Nielsen argues that newspapers are standing on the top of one hill and profitable online news sources are standing on a higher hill, a hill that didn’t exist 20 years ago. In mathematical lingo, both businesses are at local maxima. Newspapers are trapped because they can’t improve their situation without first making it worse. Anyone who leads a newspaper down its hill in order to climb a new hill will be fired before he starts gaining altitude again.

I don’t care that much about newspapers, but Nielsen’s article struck me because it provides an explanation for many other situations. I feel like some areas of my life are stuck at a local maximum: there’s plenty of room for improvement, but not by making small changes.

Conservation of attractive profits

Tim O’Reilly talked about the “law of conservation of attractive profits” in a recent interview on the FLOSS Weekly podcast. Clayton Christensen explained this law in an HBR report in 2004. It says that when one thing becomes modular and commoditized, another thing becomes valuable.

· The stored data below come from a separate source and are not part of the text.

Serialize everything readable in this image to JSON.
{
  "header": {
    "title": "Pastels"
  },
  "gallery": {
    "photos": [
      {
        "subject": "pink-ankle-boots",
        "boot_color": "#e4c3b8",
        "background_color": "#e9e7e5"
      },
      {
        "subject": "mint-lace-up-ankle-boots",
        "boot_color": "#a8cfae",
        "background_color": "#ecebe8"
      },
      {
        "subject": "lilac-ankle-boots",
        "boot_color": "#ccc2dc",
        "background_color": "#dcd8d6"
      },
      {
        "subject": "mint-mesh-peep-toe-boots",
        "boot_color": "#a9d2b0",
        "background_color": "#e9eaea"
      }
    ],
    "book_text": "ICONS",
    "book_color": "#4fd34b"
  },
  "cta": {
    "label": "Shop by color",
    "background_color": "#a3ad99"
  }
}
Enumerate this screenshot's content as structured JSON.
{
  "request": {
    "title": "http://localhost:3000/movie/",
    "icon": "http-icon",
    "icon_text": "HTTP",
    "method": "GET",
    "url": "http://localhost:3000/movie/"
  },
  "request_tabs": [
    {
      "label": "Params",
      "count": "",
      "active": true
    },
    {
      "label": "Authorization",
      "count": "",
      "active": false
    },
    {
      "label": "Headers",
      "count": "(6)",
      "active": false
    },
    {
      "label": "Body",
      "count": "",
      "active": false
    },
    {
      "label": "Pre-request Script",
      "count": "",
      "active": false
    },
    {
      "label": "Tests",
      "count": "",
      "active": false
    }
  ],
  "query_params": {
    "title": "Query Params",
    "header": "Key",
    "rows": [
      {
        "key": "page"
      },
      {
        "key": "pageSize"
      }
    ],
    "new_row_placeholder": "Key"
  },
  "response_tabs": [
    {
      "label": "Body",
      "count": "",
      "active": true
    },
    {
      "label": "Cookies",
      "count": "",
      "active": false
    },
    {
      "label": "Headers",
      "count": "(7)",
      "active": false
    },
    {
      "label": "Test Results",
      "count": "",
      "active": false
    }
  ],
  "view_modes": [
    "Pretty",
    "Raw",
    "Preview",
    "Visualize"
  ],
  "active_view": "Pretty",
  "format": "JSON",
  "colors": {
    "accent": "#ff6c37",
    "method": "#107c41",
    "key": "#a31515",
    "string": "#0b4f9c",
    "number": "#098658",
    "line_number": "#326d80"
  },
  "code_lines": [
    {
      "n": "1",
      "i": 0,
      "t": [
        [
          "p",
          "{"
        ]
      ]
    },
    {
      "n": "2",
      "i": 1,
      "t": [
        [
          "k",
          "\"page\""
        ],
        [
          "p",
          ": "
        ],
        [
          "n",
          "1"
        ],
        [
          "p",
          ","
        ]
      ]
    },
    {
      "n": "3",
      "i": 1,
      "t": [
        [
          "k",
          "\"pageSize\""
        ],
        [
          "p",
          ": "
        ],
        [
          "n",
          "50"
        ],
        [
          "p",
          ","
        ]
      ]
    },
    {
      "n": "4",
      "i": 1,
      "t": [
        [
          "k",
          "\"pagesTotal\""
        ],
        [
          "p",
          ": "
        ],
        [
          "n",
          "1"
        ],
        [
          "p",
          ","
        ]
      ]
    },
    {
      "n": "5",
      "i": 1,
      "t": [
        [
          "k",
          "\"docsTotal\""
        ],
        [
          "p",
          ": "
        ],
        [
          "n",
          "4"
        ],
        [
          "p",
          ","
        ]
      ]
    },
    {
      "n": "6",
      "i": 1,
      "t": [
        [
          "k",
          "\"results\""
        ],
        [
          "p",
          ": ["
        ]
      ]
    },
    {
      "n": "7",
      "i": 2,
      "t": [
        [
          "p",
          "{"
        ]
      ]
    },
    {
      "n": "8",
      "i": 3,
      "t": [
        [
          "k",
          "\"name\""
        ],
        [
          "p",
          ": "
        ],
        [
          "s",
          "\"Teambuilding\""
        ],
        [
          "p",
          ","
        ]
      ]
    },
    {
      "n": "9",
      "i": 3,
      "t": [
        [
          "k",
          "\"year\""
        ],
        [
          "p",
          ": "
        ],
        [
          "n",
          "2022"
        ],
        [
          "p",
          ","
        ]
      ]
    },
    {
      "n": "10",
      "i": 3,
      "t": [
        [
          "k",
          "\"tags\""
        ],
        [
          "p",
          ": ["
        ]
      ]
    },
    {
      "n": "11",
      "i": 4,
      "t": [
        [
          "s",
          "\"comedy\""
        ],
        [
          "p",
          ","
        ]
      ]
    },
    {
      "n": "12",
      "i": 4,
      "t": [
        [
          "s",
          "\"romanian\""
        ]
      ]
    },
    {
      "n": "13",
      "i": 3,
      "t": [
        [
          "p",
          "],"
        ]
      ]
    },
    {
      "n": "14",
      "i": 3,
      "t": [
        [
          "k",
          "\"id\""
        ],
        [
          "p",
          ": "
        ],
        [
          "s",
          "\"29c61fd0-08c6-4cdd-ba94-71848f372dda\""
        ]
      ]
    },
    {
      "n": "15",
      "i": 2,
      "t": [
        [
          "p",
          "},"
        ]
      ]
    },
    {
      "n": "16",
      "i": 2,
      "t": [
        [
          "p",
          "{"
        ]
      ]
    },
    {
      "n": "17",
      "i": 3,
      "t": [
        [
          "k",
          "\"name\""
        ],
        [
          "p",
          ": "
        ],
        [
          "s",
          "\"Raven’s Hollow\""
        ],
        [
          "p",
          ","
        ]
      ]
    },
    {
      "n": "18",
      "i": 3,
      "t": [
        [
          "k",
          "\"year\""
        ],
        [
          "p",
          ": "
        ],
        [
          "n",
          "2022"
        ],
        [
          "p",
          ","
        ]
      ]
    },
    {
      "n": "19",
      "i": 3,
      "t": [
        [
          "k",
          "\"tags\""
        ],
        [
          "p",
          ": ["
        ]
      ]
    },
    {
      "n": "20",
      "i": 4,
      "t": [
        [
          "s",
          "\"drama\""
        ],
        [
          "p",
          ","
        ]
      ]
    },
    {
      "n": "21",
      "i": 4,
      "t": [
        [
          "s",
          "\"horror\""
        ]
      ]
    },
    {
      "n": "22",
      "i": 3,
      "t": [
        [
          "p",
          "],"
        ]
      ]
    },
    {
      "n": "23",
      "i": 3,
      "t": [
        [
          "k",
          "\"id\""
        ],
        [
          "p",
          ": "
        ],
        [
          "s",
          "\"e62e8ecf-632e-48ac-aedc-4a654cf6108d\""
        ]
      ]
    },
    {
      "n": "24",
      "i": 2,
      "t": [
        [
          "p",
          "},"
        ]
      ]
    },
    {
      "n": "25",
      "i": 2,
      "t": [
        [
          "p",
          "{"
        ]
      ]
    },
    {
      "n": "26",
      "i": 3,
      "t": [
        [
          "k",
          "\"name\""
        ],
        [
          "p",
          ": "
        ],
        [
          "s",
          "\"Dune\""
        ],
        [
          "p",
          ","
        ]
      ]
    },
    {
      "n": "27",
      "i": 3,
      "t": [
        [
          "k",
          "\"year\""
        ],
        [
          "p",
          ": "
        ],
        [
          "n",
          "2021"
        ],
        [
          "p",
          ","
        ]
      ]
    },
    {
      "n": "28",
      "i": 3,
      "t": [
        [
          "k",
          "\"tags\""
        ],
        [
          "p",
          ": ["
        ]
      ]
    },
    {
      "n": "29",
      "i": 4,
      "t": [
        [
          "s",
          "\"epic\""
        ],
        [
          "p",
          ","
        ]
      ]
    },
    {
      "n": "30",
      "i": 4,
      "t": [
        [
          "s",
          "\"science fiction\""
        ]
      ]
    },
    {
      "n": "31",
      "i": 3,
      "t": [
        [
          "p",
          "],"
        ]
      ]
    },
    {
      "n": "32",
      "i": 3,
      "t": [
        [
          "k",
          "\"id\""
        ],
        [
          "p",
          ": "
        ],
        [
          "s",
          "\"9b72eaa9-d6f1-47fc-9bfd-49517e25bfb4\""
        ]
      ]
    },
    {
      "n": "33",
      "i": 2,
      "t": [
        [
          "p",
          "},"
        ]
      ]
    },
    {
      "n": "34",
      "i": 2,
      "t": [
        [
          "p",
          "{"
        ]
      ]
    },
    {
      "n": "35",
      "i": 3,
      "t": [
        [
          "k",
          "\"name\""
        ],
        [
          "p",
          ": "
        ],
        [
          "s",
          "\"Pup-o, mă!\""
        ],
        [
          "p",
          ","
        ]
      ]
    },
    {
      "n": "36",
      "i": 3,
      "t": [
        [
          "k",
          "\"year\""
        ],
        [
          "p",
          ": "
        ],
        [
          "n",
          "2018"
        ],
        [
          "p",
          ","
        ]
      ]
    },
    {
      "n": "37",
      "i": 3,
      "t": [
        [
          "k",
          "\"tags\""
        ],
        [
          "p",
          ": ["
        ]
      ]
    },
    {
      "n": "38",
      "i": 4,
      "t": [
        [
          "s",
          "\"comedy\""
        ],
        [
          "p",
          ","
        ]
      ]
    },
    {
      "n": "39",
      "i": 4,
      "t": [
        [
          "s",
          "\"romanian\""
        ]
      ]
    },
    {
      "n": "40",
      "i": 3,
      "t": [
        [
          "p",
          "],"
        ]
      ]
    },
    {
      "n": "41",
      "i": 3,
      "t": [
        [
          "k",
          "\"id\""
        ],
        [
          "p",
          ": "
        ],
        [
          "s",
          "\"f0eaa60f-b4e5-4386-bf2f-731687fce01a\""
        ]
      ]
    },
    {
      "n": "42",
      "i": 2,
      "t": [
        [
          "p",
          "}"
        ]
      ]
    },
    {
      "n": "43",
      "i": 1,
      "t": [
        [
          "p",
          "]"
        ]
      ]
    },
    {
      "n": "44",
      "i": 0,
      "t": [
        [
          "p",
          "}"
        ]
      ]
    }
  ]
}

O’Reilly argues that just as computers made out of commodity hardware made software more valuable, now commodity software and open standards have made data more valuable.

Taking this line of reasoning one step further, open data makes analysis more valuable. Good news for experts in statistics and machine learning.

Starting a business not as risky as people say

Check out this article from Jason Cohen: Starting a business isn’t as crazy and risky as they say. According to Cohen, popular ideas about failure rates for start-ups are based on misleading analysis of data. Statistics about business failures are muddled by two fundamental questions: (1) What is a business? and (2) What is a failure?

What is a business? There’s a big difference between a side business (a hobby or a casual source of extra income) and a primary business (main source of income) and yet statistics often lump these two together. Presumably failures are more common among side business, inflating the sense of how often serious businesses fail.

What is a failure? Common ideas about the frequency of failures are based on figures that simply track when a business goes out of existence. But a company can disappear for numerous reasons that are not failures. Maybe the company got bought out to the delight of the owner. Maybe the owner grew tired of the business and wanted to do something else. Maybe the owner retired. The figures are more encouraging when you sort out genuine failures from businesses that folded agreeably.